Chapter 8

"Mom, she brought up some stuff that I …" Clark was half-heartedly nibbling at a piece of toast. Try as she might, his mother hadn't been able to get her normally ravenous son to eat much this morning.

"Like what, sweetheart?"

"Well, like the kind of stuff I can't really talk about with you… It's… a little personal." Clark threw the toast back down on the plate.

"So personal you're talking about it with Lois but you can't talk about it with…" She pursed her lips. "Oh, that type of personal."

"She wants me to see a doctor at Star Labs. I've never heard of him, but Lois has apparently met him, and she thinks—"

"She wants you, you mean Superman, to see a doctor? Son, I thought you'd only met her as Superman the one time."

"Yeah, only once for the interview, but she's been talking about him to me. A lot. I can't get her to shut up about him."

Martha smiled. "Really?" She poured herself some more orange juice and settled back into her chair. "And what does she have to say about you to you?" She couldn't hold it in anymore. The laughter burst forth all at once.

"Mom! It's not funny. She's talking about me…him…Superman, and she's wondering about all kinds of things about him." Clark looked extremely uncomfortable, but his mother merely kept looking at him expectantly, so he let out a sigh, then he whispered, "Physical things," like he didn't really want to say it at all.

"Oh my!" Martha Kent covered her mouth to keep from laughing again. How had she raised a son that was so…so…prudish?

"Lois thinks he needs to have tests done to see if…no, I can't even say it. The whole thing is just so ridiculous."

Martha knew her son well. If he didn't want to talk about something, she just needed to stay quiet and, before long, it would start tumbling out anyway whenever he forgot he was even speaking out loud. This morning he was so preoccupied, it didn't take long.

"She just keeps talking and talking, making all kinds of connections in her brain that make no sense to anyone else. I mean, green blood, really, how stupid! But that's the kind of thing she comes up with. And how Lois even thinks it's any of her business whether or not I can have children is beyond—"

"She wants you to—?" The glass slipped from her hands and crashed to the floor.

Clark was already reaching for a cloth to clean up the mess. "Yeah, isn't that ridiculous? How nosey can one girl be? It's like she thinks she has a right to pry into anything about—"

But Martha Kent was agonizing about whether she should tell her son what had just dawned on her, so she asked cautiously, "Son, do you realize just how intelligent Lois is? Because I do!

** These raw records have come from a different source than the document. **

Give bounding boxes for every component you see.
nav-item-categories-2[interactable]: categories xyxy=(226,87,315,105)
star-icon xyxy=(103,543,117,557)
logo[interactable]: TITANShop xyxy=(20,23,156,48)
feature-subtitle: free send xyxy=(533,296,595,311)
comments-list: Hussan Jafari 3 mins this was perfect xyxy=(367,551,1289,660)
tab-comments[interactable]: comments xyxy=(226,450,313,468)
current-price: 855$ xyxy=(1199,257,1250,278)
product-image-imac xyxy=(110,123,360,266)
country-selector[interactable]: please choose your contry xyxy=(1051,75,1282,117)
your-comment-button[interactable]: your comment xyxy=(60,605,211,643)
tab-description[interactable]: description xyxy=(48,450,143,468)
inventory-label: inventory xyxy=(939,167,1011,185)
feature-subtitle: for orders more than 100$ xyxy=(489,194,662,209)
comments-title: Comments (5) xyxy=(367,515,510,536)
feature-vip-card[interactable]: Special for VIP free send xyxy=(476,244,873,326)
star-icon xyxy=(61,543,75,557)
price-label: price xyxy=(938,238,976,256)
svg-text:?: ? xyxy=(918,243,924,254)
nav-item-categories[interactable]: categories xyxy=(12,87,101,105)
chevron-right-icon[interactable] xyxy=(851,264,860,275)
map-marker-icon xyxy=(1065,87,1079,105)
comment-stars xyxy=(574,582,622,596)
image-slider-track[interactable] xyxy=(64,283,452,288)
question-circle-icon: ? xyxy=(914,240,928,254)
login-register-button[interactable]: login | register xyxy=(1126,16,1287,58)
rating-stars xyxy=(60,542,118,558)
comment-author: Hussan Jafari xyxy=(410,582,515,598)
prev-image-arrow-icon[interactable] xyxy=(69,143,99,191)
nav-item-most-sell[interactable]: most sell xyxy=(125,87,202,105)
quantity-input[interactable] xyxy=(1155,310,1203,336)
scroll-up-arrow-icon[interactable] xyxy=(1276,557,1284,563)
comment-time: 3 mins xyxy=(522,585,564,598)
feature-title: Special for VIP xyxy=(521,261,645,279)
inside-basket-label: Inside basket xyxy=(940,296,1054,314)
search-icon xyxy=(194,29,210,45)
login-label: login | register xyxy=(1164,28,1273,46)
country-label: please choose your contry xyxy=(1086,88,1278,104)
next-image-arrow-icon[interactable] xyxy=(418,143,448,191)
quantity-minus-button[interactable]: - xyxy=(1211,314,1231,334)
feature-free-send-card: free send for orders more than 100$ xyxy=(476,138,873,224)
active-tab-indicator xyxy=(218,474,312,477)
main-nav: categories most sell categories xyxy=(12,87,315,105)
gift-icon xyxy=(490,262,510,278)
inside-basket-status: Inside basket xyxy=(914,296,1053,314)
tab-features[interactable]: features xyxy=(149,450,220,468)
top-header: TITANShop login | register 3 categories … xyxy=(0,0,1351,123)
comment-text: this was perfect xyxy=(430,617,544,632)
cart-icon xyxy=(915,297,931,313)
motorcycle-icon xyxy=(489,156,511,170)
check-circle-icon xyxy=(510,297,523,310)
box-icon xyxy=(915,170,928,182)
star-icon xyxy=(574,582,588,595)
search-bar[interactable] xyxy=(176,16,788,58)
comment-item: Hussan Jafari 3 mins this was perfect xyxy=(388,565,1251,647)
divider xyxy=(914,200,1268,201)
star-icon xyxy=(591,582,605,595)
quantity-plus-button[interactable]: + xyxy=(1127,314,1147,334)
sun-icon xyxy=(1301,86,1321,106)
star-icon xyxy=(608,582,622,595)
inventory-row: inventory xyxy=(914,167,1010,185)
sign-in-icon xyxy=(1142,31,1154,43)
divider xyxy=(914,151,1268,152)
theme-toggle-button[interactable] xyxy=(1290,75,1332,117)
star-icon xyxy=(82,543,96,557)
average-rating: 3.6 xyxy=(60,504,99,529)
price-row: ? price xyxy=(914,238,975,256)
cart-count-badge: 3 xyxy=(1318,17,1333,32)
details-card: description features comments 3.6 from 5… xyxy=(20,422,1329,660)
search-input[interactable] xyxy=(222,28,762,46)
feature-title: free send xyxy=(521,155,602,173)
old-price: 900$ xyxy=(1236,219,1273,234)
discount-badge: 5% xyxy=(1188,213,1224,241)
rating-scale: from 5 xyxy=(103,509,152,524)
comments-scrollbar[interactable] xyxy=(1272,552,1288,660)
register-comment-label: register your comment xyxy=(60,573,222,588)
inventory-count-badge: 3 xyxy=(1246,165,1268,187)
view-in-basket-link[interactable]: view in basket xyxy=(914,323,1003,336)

Look, I know she's pushy and even annoying at times, but, believe me, I've never met anyone quite as smart as that girl, or as clever."

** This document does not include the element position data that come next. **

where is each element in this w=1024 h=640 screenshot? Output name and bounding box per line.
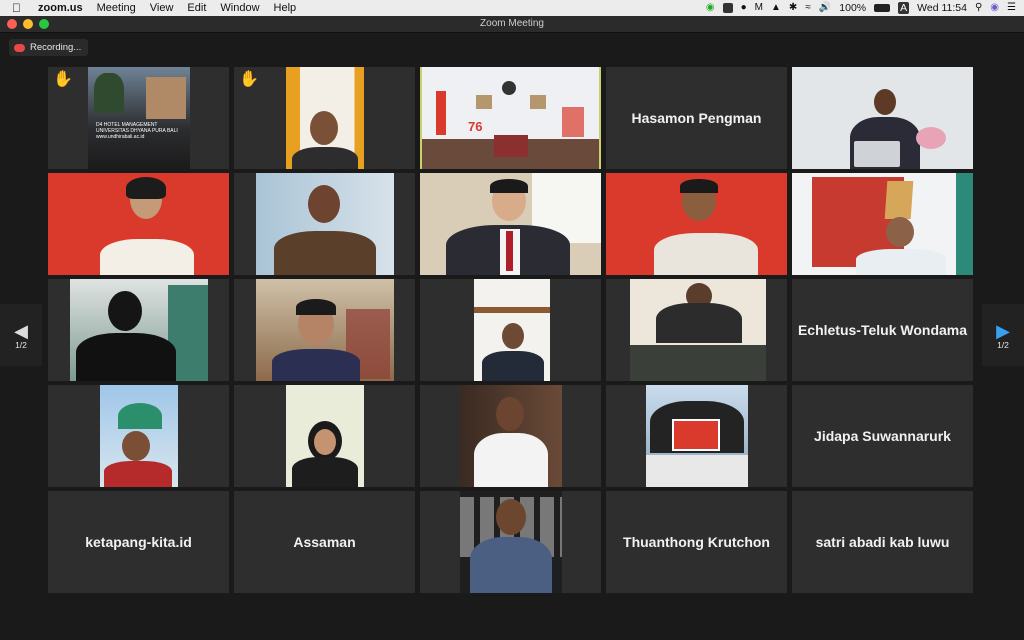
- menu-meeting[interactable]: Meeting: [97, 2, 136, 14]
- participant-tile[interactable]: Jidapa Suwannarurk: [792, 385, 973, 487]
- participant-name: Echletus-Teluk Wondama: [797, 322, 968, 338]
- participant-video: [70, 279, 208, 381]
- bluetooth-icon[interactable]: ✱: [789, 3, 797, 13]
- participant-tile[interactable]: satri abadi kab luwu: [792, 491, 973, 593]
- participant-name: Assaman: [293, 534, 356, 550]
- participant-name: Hasamon Pengman: [631, 110, 762, 126]
- participant-name: Jidapa Suwannarurk: [814, 428, 951, 444]
- participant-tile[interactable]: [420, 491, 601, 593]
- participant-tile[interactable]: [420, 385, 601, 487]
- participant-video: [460, 385, 562, 487]
- participant-name: Thuanthong Krutchon: [623, 534, 770, 550]
- arrow-right-icon: ▶: [996, 321, 1010, 341]
- participant-tile[interactable]: [234, 279, 415, 381]
- participant-name: satri abadi kab luwu: [815, 534, 950, 550]
- page-indicator-left: 1/2: [15, 340, 27, 350]
- participant-video: [630, 279, 766, 381]
- participant-tile[interactable]: [792, 173, 973, 275]
- window-title: Zoom Meeting: [480, 18, 544, 29]
- participant-video: [792, 173, 973, 275]
- banner-number: 76: [468, 119, 483, 134]
- input-source[interactable]: A: [898, 2, 910, 14]
- participant-video: [48, 173, 229, 275]
- menu-view[interactable]: View: [150, 2, 174, 14]
- hotel-line-3: www.undhirabali.ac.id: [96, 134, 145, 140]
- participant-tile-active-speaker[interactable]: 76: [420, 67, 601, 169]
- participant-video: [100, 385, 178, 487]
- menu-help[interactable]: Help: [274, 2, 297, 14]
- participant-name: ketapang-kita.id: [85, 534, 192, 550]
- participant-tile[interactable]: [48, 385, 229, 487]
- next-page-button[interactable]: ▶ 1/2: [982, 304, 1024, 366]
- mac-menu-bar:  zoom.us Meeting View Edit Window Help …: [0, 0, 1024, 16]
- participant-tile[interactable]: [420, 173, 601, 275]
- participant-video: [286, 385, 364, 487]
- participant-tile[interactable]: ✋: [234, 67, 415, 169]
- wifi-icon[interactable]: ≈: [805, 3, 811, 13]
- participant-tile[interactable]: [792, 67, 973, 169]
- participant-video: [286, 67, 364, 169]
- gallery-view: Recording... ◀ 1/2 ▶ 1/2 ✋ D4 HOTEL MANA…: [0, 33, 1024, 640]
- participant-tile[interactable]: ✋ D4 HOTEL MANAGEMENT UNIVERSITAS DHYANA…: [48, 67, 229, 169]
- participant-video: [606, 173, 787, 275]
- participant-tile[interactable]: ketapang-kita.id: [48, 491, 229, 593]
- cloud-record-icon: [14, 43, 25, 52]
- participant-tile[interactable]: [606, 173, 787, 275]
- minimize-window-button[interactable]: [23, 19, 33, 29]
- participant-tile[interactable]: [420, 279, 601, 381]
- menu-app[interactable]: zoom.us: [38, 2, 83, 14]
- volume-icon[interactable]: 🔊: [819, 3, 831, 13]
- participant-video: [420, 173, 601, 275]
- arrow-left-icon: ◀: [14, 321, 28, 341]
- participant-tile[interactable]: Assaman: [234, 491, 415, 593]
- participant-tile[interactable]: Hasamon Pengman: [606, 67, 787, 169]
- participant-video: [474, 279, 550, 381]
- participant-tile[interactable]: [48, 279, 229, 381]
- participant-video: [460, 491, 562, 593]
- close-window-button[interactable]: [7, 19, 17, 29]
- participant-video: [256, 173, 394, 275]
- participant-video: 76: [422, 67, 599, 169]
- previous-page-button[interactable]: ◀ 1/2: [0, 304, 42, 366]
- participant-tile[interactable]: [48, 173, 229, 275]
- record-app-icon[interactable]: ●: [741, 3, 747, 13]
- notification-center-icon[interactable]: ☰: [1007, 3, 1016, 13]
- menu-window[interactable]: Window: [220, 2, 259, 14]
- participant-tile[interactable]: [606, 279, 787, 381]
- upload-app-icon[interactable]: ▲: [771, 3, 781, 13]
- participant-tile[interactable]: [606, 385, 787, 487]
- participant-video: [256, 279, 394, 381]
- recording-label: Recording...: [30, 42, 82, 53]
- raised-hand-icon: ✋: [239, 71, 259, 88]
- clock[interactable]: Wed 11:54: [917, 2, 967, 14]
- participant-video: [646, 385, 748, 487]
- battery-icon[interactable]: [874, 4, 891, 12]
- participant-video: [792, 67, 973, 169]
- page-indicator-right: 1/2: [997, 340, 1009, 350]
- raised-hand-icon: ✋: [53, 71, 73, 88]
- apple-icon[interactable]: : [12, 1, 26, 15]
- recording-indicator[interactable]: Recording...: [9, 39, 89, 56]
- mail-app-icon[interactable]: M: [755, 3, 763, 13]
- participant-video: D4 HOTEL MANAGEMENT UNIVERSITAS DHYANA P…: [88, 67, 190, 169]
- participant-tile[interactable]: Echletus-Teluk Wondama: [792, 279, 973, 381]
- participant-tile[interactable]: [234, 173, 415, 275]
- menu-edit[interactable]: Edit: [187, 2, 206, 14]
- battery-percent: 100%: [839, 2, 867, 14]
- siri-icon[interactable]: ◉: [990, 3, 999, 13]
- screen-app-icon[interactable]: [722, 3, 733, 13]
- participant-tile[interactable]: Thuanthong Krutchon: [606, 491, 787, 593]
- fullscreen-window-button[interactable]: [39, 19, 49, 29]
- spotlight-search-icon[interactable]: ⚲: [975, 3, 982, 13]
- line-app-icon[interactable]: ◉: [706, 3, 715, 13]
- participant-tile[interactable]: [234, 385, 415, 487]
- window-title-bar: Zoom Meeting: [0, 16, 1024, 33]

"Yeah, too clever for her own good. Do you know what she did last night? She followed a tip and went to Suicide Slums at three in the morning! She nearly got herself killed. I barely got there in time. It would serve her right if I just started ignoring her and didn't even try to show up for a last minute rescue. I swear the girl's got a death wish." He emptied the broken glass in the trash and set another glass in front of his mom.

"Thanks, dear. You didn't let her see you, did you?" It was more of a statement than a question, because she knew the answer.

"No. I'm sure she chalked it up to the red/blue blur." He sat down once more and looked at his barely touched plate of food. "You think that's been a mistake? Maybe she's starting to think she's got some kind of a charmed life or something… It might explain why she is so reckless sometimes."

"Well, you just go right ahead and try to ignore her. It seems to be working out really well for you. And, son, I really think she probably knows by now that Superman has been the red and blue blur all this time."

"Oh, yeah, right." The reply was so automatic, it was as if he wasn't listening.